Heritier Elelwa, founder and director of Sound For Life CBO says, “Since this Peace Winds’ project came, we have waste bins in the community, shops, and along the roads where people can dispose their waste. People have stopped the bad practices such as burning waste and doing illegal dumping, and for those who are resisting change, we (CBO) are working with the community leaders so that they can change”.

Heritier Elelwa, a refugee who has stayed in Kenya since 2011. Founder and director of the
Sound For Life CBO, which works to keep Kakuma Camp clean.

The Future
As the project progresses, the focus will remain on sustaining these improvements and expanding the reach of solid waste management practices. The goal is to establish a model of waste management that can be replicated in other regions facing similar challenges.

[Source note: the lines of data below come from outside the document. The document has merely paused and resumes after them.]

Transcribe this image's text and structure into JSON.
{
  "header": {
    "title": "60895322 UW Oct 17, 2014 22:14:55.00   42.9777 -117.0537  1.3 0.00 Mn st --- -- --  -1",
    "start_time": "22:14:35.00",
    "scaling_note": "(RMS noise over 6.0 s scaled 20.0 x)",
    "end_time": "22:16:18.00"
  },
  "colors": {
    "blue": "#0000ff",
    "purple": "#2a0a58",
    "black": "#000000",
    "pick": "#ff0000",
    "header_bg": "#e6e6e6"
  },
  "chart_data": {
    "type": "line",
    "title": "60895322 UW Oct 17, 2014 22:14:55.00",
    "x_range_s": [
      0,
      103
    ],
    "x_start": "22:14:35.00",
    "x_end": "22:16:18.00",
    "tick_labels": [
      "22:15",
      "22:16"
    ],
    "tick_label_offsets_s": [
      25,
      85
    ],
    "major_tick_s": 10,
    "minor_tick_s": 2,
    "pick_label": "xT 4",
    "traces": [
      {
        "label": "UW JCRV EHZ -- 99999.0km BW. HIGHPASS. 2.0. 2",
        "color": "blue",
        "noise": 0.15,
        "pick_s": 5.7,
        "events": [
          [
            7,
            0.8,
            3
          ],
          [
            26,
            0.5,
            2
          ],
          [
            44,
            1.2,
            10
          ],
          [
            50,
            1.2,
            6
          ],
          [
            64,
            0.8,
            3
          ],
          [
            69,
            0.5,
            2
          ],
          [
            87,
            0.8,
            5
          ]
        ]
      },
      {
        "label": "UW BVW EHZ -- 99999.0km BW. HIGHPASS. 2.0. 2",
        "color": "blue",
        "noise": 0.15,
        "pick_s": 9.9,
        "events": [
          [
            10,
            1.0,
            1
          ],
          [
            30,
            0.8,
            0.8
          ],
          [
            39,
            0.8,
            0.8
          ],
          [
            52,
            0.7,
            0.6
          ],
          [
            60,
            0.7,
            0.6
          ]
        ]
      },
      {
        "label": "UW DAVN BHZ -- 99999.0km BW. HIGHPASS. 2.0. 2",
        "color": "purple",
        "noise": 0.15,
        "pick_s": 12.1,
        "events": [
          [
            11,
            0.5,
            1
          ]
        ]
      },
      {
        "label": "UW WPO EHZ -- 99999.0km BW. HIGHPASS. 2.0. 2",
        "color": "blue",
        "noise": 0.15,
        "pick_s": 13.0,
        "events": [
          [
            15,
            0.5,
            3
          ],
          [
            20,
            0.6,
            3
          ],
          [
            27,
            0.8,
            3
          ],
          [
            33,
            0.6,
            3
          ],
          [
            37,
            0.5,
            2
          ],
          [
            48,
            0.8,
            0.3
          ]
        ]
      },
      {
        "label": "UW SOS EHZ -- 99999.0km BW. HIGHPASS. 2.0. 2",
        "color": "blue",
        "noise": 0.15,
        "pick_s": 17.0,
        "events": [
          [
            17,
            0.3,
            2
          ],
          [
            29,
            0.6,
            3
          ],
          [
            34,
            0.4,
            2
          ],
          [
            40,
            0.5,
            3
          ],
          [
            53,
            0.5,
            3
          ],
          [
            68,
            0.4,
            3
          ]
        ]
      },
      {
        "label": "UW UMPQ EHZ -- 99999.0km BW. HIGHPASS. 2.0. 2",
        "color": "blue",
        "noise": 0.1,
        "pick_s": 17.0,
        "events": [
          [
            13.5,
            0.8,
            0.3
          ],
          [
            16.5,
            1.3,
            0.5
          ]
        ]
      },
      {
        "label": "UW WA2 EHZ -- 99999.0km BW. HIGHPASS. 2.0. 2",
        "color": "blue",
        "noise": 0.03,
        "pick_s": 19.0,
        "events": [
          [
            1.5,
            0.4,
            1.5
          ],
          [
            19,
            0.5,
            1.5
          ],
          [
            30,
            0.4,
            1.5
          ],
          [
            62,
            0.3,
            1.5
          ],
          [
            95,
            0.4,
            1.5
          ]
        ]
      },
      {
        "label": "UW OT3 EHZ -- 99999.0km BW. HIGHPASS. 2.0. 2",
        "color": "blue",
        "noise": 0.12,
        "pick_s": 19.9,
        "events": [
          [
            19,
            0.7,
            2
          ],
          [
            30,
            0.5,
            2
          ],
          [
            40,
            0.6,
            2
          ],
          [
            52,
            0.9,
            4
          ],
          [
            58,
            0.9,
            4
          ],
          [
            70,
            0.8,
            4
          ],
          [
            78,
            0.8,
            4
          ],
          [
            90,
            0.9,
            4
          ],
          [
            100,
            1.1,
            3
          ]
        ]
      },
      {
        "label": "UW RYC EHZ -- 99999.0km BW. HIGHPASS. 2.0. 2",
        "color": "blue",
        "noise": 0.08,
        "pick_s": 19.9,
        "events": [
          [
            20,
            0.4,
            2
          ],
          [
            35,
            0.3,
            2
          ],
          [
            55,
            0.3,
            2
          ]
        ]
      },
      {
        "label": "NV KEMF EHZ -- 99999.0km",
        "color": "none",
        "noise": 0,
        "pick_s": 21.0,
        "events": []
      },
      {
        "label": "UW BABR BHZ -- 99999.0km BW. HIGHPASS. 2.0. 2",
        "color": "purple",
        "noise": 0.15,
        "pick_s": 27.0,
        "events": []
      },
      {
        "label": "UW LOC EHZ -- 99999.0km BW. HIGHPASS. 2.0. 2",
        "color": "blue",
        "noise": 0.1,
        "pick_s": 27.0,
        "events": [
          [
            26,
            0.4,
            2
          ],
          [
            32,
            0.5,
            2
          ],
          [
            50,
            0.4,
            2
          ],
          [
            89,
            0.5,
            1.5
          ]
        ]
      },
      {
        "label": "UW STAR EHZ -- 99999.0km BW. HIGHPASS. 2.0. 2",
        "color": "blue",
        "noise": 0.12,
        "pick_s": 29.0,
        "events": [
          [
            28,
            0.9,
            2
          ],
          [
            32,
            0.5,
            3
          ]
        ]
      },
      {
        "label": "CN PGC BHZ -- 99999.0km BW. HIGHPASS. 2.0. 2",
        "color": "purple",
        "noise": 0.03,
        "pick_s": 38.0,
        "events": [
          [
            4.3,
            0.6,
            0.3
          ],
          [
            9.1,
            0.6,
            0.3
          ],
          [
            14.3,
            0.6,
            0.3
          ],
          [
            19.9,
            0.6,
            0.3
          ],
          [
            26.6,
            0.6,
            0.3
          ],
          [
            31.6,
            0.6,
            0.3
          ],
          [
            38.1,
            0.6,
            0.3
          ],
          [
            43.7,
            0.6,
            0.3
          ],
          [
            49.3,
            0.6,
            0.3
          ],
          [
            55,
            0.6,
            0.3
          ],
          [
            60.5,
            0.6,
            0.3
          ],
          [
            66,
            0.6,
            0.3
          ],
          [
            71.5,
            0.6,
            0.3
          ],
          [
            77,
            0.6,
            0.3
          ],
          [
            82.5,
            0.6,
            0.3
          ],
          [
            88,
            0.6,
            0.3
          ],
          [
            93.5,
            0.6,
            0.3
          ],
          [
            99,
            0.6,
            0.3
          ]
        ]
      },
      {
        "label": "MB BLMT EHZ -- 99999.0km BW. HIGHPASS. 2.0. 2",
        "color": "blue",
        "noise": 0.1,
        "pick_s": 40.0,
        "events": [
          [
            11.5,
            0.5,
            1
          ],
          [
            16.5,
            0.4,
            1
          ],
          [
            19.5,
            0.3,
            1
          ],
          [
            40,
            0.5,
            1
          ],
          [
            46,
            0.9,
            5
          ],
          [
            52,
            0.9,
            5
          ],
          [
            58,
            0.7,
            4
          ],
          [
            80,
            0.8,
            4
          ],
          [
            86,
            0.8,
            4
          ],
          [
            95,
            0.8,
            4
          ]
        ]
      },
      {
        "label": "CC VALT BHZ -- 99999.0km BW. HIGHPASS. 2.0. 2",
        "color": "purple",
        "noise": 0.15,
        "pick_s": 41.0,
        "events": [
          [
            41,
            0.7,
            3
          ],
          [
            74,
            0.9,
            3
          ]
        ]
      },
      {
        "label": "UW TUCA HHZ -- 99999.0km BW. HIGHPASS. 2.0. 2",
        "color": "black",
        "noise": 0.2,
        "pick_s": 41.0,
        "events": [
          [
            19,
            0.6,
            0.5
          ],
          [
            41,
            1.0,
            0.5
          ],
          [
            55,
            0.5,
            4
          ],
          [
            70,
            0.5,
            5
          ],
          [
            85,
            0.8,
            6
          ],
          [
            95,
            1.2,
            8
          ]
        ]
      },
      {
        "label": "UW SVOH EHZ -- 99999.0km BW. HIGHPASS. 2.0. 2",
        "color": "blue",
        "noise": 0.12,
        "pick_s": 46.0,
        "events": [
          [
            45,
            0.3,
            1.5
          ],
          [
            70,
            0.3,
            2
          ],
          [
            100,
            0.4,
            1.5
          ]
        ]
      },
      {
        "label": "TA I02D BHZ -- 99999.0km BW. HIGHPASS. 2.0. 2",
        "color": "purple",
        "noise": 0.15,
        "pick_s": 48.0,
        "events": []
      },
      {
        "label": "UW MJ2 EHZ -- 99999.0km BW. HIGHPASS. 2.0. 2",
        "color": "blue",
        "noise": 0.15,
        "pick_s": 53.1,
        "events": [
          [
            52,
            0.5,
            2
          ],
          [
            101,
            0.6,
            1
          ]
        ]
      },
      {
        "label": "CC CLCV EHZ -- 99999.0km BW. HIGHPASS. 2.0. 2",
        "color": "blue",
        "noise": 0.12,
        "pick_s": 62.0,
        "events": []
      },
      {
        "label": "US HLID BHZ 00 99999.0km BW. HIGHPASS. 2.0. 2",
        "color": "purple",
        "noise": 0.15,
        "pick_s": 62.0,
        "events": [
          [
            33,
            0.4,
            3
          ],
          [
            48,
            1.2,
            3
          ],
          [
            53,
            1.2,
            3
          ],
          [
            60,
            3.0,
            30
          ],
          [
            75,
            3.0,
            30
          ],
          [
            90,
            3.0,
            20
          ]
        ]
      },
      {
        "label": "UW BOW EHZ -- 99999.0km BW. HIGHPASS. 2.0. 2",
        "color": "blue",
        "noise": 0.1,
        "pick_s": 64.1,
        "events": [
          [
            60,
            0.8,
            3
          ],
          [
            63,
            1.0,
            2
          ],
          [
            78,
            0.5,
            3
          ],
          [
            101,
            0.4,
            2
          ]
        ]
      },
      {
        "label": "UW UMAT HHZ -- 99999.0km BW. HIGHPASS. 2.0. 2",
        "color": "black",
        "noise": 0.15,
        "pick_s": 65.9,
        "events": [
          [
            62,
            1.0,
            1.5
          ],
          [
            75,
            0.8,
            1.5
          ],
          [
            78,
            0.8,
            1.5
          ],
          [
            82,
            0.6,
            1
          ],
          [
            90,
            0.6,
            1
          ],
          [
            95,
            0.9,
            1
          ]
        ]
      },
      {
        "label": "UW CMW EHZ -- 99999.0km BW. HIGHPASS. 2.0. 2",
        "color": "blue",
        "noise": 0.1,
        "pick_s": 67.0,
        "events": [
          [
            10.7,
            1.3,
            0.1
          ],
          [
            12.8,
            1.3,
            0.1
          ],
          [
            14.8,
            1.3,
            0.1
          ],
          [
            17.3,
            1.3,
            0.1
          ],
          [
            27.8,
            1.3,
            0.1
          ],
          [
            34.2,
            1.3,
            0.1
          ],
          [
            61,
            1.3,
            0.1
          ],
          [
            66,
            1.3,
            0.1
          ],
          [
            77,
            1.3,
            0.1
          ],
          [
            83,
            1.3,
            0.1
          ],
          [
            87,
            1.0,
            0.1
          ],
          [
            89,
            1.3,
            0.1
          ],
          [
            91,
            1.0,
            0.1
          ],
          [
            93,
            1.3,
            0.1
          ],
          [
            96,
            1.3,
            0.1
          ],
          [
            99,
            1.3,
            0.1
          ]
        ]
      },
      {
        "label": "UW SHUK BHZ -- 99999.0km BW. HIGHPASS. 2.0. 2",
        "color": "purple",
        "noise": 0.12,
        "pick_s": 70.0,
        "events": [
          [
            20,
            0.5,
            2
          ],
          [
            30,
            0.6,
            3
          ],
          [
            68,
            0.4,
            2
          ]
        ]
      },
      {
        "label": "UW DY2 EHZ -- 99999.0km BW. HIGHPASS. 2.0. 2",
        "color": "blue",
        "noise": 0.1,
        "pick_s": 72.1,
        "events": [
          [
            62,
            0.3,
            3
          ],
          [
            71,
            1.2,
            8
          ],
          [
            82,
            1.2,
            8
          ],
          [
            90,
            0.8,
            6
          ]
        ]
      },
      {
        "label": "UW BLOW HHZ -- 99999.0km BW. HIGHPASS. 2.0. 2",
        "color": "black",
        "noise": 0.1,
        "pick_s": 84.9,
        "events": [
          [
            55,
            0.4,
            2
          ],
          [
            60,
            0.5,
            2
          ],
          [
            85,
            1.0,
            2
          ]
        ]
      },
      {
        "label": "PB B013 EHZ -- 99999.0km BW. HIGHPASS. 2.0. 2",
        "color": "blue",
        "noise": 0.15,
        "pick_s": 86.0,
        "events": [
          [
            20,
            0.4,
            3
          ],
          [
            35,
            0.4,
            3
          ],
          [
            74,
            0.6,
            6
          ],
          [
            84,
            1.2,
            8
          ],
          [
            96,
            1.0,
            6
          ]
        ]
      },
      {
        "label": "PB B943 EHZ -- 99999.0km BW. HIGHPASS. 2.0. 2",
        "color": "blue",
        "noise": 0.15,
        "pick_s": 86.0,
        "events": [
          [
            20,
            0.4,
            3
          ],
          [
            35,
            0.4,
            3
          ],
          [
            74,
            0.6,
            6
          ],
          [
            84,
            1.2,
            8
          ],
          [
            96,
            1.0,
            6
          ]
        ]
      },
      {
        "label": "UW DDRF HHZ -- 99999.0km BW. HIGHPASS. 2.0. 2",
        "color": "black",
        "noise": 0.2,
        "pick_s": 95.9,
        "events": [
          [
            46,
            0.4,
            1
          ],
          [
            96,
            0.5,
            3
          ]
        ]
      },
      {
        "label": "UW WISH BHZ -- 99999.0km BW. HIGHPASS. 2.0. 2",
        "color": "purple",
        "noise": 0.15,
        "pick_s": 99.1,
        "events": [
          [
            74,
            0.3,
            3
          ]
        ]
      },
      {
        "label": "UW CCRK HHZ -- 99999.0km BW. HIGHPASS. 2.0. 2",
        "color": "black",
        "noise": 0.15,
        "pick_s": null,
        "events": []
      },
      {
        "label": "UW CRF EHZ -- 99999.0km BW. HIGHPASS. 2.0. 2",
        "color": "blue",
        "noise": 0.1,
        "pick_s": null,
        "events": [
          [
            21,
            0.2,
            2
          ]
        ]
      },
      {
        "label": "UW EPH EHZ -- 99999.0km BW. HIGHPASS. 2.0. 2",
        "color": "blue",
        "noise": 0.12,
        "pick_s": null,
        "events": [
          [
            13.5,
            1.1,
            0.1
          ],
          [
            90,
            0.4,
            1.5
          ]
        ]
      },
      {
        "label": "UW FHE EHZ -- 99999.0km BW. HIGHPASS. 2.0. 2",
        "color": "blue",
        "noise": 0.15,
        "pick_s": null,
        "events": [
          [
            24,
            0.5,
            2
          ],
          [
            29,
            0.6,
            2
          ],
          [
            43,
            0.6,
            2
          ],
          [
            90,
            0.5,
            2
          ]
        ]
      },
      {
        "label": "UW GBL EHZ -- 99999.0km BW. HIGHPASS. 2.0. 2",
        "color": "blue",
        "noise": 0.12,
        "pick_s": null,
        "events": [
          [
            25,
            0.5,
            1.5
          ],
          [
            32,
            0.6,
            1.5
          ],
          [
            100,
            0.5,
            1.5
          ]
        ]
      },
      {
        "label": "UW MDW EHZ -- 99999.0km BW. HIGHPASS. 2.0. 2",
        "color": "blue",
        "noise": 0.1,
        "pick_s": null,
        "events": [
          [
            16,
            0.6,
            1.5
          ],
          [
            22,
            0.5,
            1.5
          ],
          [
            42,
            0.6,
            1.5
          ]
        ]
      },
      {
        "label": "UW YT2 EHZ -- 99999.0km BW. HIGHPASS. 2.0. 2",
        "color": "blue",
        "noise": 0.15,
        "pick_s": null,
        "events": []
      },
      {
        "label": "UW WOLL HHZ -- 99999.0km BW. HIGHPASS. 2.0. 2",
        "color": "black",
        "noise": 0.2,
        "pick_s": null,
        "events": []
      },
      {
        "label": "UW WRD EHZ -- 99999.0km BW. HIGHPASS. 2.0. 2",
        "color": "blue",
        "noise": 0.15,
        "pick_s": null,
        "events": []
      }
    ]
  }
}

Future plans include constructing a Material Recovery Facility (MRF) and a Plastic Recycling Plant to further enhance waste management capabilities.
The solid waste management project in Kakuma and Kalobeyei is more than just an environmental initiative; it is a story of hope, resilience, and community empowerment. As World Refugee Day approaches, it serves as a testament to what can be achieved when people come together to address common challenges. Through continued efforts with partners, policies can be strengthened to support sustainable waste management practices. Donors can help identify and fund gaps in waste management infrastructure and education. For the community, encouraging responsible waste disposal and participation in waste collection services through both educational campaigns, soft methods, and infrastructure development, hard methods, is essential.